Whatever your host operating system is, you could try with Debian Wheezy and see if the issue is solved there. If we’re already providing sparse images, then there is probably nothing we can do from Whonix side. Except telling you, what host operating systems / kernels support sparse files.

For further debugging of this issue, you could download one of our .ova images. And extract it (or alternatively import it into VirtualBox). The .vmdk image you get to see then should be a sparse image.


I’d prefer not to reveal my OS for privacy reasons. I trust you personally of course, but I don’t want that known publically. I managed to find some interesting info on KVM snapshots and image formats:


The snapshot image will have to be in a format which support backing files, ie QCOW2 and QED, however the original image can be of any supported format. Ie. it is possible to make a QCOW2 snapshot of a RAW image, or a QED snapshot of a QED image.

What I want to try is to find a way to enable sparse files on my host - if possible. Try conversion to QED and see if this improves.


I ran:

qemu-img convert -p -O qed -S 50G ~/Whonix-Gateway-8.qcow2 ~/Whonix-Gateway-8.QED

And I do get a real sparse file in QED format.
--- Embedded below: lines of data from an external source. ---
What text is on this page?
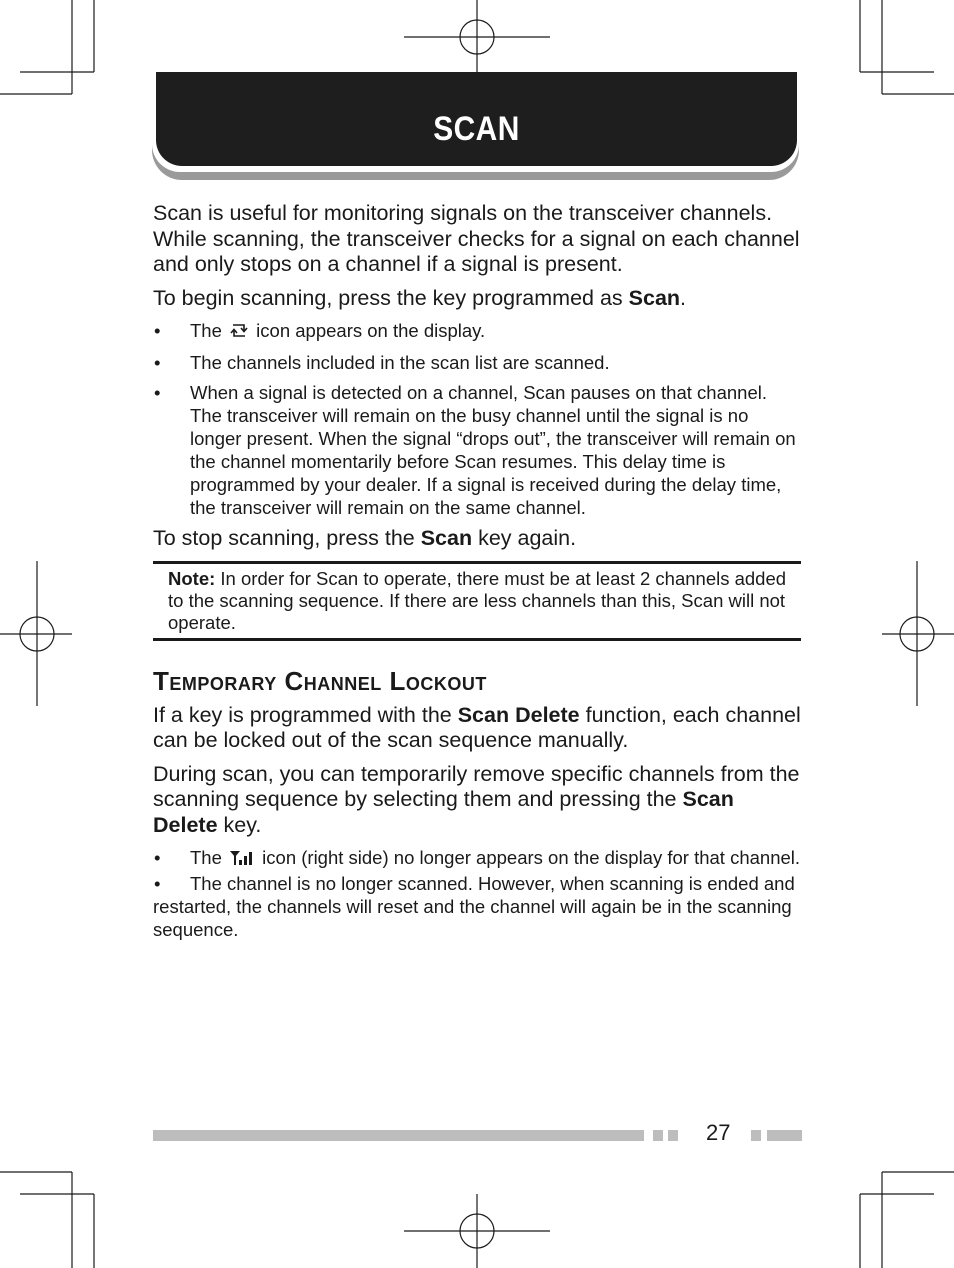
SCAN

Scan is useful for monitoring signals on the transceiver channels. While scanning, the transceiver checks for a signal on each channel and only stops on a channel if a signal is present.

To begin scanning, press the key programmed as Scan.

• The  icon appears on the display.
• The channels included in the scan list are scanned.
• When a signal is detected on a channel, Scan pauses on that channel. The transceiver will remain on the busy channel until the signal is no longer present. When the signal “drops out”, the transceiver will remain on the channel momentarily before Scan resumes. This delay time is programmed by your dealer. If a signal is received during the delay time, the transceiver will remain on the same channel.

To stop scanning, press the Scan key again.

Note: In order for Scan to operate, there must be at least 2 channels added to the scanning sequence. If there are less channels than this, Scan will not operate.
Temporary Channel Lockout

If a key is programmed with the Scan Delete function, each channel can be locked out of the scan sequence manually.

During scan, you can temporarily remove specific channels from the scanning sequence by selecting them and pressing the Scan Delete key.

• The  icon (right side) no longer appears on the display for that channel.

• The channel is no longer scanned. However, when scanning is ended and restarted, the channels will reset and the channel will again be in the scanning sequence.

27
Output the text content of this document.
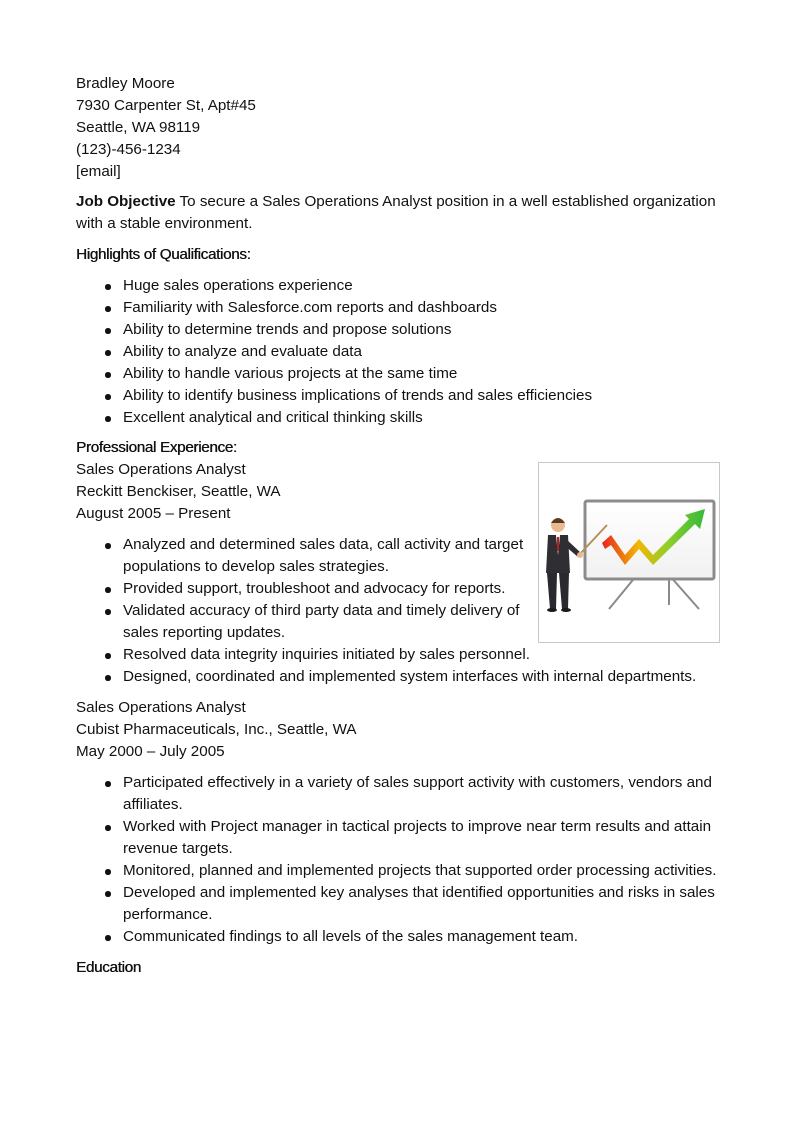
Bradley Moore

7930 Carpenter St, Apt#45

Seattle, WA 98119

(123)-456-1234

[email]

Job Objective To secure a Sales Operations Analyst position in a well established organization with a stable environment.

Highlights of Qualifications:
Huge sales operations experience
Familiarity with Salesforce.com reports and dashboards
Ability to determine trends and propose solutions
Ability to analyze and evaluate data
Ability to handle various projects at the same time
Ability to identify business implications of trends and sales efficiencies
Excellent analytical and critical thinking skills
Professional Experience:

Sales Operations Analyst

Reckitt Benckiser, Seattle, WA

August 2005 – Present

Analyzed and determined sales data, call activity and target populations to develop sales strategies.
Provided support, troubleshoot and advocacy for reports.
Validated accuracy of third party data and timely delivery of sales reporting updates.
Resolved data integrity inquiries initiated by sales personnel.
Designed, coordinated and implemented system interfaces with internal departments.

Sales Operations Analyst

Cubist Pharmaceuticals, Inc., Seattle, WA

May 2000 – July 2005

Participated effectively in a variety of sales support activity with customers, vendors and affiliates.
Worked with Project manager in tactical projects to improve near term results and attain revenue targets.
Monitored, planned and implemented projects that supported order processing activities.
Developed and implemented key analyses that identified opportunities and risks in sales performance.
Communicated findings to all levels of the sales management team.
Education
Its actual size is 2.3 GB while it can potentially grow to 50. I think for one reason or another the image file needs an explicit sparse parameter to make it so.


Great finding. Could you try with

as well please? If that works, I would add a

to the conversion command. Would be a simple and quick fix. I hope this works.


As well as metadata allocation.


I updated https://github.com/Whonix/Whonix/blob/master/build-steps.d/2400_convert-img-to-qcow2 already. Nevermind. (Not that important, forget that I said it maybe.)

Can you help out here again please?

Could you run the following command?

qemu-img \ convert \ -p \ -O qcow2 \ -S "50G" \ -o cluster_size=2M \ -o preallocation=metadata \ original.qcow \ yours.qcow2

That should do what the build script will do in next major Whonix version. (Maybe I do that manually for the next Whonix maintenance update version as well.)

And then check if you end up with a sparse file as well? That would be awesome!


After running your commands exactly on the original image, I get a 2.8G image from du -h and a 101G from running du -h --apparent-size. I think that does the trick!


Update: I always copy the disk images in case something goes wrong and they become corrupted for any reason. When I tried to copy them, I got an error message that there is no disk space left even though their actual size is no where near the apparent. What is the reason for this? It seems the filesystem is treating these files only based on their apparent sizes.


Image size.

You can use “qemu-img convert -S size”, or “qemu-img resize size” after conversion.

After converting a Whonix-Gateway.vmdk image to a raw Whonix-Gateway.img, I had a 100GB image size. Resized it to 4GB.